The neural induction process; its morphogenetic aspects.

This posthumous review of early embryonic inductions concludes: 1) the amphibian egg has only two distinct components, animal and vegetal. Interactions at their mutual boundary forms meso-endoderm. This is "meso-endoderm induction", not just "mesoderm induction". 2) The dorso-ventral polarity of the yolk mass implies a dorsally situated inducing centre. 3) Accumulation of cells into one, two, three or many cell masses [problastopores] along the circumference of the meso-endoderm results in as many axes, implying a self-organizing capacity of meso-endoderm. 4) Induction of the meso-endoderm is slow, spreading cell to cell through the animal moiety from the boundary of the vegetal yolk mass towards the animal pole. 5) Interaction between mesoderm and ectoderm is a separate step leading to cranio-caudal differentiation of the archenteron roof. 6) The initial invaginating endoderm and mesoderm, representing the future pharynx endoderm and prechordal plate mesoderm, first contacts the most posterior presumptive neurectoderm after having passed the still uninvaginated trunk mesoderm.

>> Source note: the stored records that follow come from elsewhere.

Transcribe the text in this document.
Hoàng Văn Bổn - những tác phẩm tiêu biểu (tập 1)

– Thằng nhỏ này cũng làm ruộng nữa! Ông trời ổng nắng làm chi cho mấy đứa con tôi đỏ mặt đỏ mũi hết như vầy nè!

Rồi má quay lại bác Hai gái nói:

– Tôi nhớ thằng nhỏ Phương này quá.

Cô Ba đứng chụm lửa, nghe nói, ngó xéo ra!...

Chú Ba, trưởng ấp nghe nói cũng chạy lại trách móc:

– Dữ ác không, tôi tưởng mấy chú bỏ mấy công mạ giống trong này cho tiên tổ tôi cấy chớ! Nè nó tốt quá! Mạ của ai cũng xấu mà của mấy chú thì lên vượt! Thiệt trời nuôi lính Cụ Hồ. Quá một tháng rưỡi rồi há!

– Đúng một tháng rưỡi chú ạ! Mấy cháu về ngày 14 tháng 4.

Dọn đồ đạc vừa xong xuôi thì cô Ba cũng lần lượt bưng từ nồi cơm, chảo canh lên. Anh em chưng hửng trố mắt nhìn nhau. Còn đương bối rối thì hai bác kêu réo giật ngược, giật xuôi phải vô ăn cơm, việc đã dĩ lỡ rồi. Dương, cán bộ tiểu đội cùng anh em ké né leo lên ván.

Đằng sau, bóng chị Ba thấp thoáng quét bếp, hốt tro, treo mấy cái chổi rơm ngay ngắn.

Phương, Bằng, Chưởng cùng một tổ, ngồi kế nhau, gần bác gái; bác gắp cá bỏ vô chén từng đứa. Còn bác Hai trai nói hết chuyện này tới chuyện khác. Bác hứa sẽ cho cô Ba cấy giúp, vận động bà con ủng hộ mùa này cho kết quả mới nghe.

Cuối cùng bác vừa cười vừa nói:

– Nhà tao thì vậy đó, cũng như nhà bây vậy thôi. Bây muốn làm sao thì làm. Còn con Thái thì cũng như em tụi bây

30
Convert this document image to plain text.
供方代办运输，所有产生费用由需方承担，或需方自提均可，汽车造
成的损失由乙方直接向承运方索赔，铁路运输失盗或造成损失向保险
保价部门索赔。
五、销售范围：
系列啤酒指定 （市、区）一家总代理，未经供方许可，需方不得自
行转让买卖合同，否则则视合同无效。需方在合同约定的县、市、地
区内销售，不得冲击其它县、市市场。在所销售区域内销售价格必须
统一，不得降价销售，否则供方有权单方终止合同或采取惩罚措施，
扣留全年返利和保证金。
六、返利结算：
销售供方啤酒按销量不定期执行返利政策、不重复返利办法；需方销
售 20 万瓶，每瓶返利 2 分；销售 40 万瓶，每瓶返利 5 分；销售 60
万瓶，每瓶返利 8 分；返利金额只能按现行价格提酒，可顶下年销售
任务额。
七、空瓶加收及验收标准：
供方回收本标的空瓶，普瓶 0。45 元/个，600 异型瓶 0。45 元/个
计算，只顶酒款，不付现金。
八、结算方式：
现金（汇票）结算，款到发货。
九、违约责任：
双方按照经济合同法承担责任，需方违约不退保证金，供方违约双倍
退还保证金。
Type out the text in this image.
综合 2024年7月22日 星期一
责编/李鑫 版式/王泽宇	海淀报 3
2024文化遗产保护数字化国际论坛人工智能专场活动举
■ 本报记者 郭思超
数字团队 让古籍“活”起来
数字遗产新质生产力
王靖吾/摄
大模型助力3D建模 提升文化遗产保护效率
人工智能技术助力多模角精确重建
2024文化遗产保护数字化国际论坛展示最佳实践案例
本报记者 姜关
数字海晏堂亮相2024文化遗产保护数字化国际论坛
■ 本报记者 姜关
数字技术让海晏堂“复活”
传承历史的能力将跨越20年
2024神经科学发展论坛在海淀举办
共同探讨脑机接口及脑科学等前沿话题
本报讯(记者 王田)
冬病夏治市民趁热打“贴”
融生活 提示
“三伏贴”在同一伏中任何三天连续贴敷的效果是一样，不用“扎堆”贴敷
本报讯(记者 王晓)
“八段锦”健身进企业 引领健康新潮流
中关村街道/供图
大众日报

At that moment an antero-posterior level neural induction actually starts. 7) The ectoderm contraction wave coincides spatially and temporally with the induced neural plate. 8) Two successive homoiogenetic waves of inductive activity pass through the presumptive neurectoderm in the anterior direction, the first one, "activation", giving rise to neural differentiation and ultimately forebrain, the second one, "transformation", to more caudal CNS structures. These are separate, successive steps in CNS regional induction. 9) The midbrain represents a secondary formation in the neural plate. 10) The observed changes in morphogenesis may depend upon separate, successive binary decisions via [cell and] nuclear state splitters [involving differentiation waves].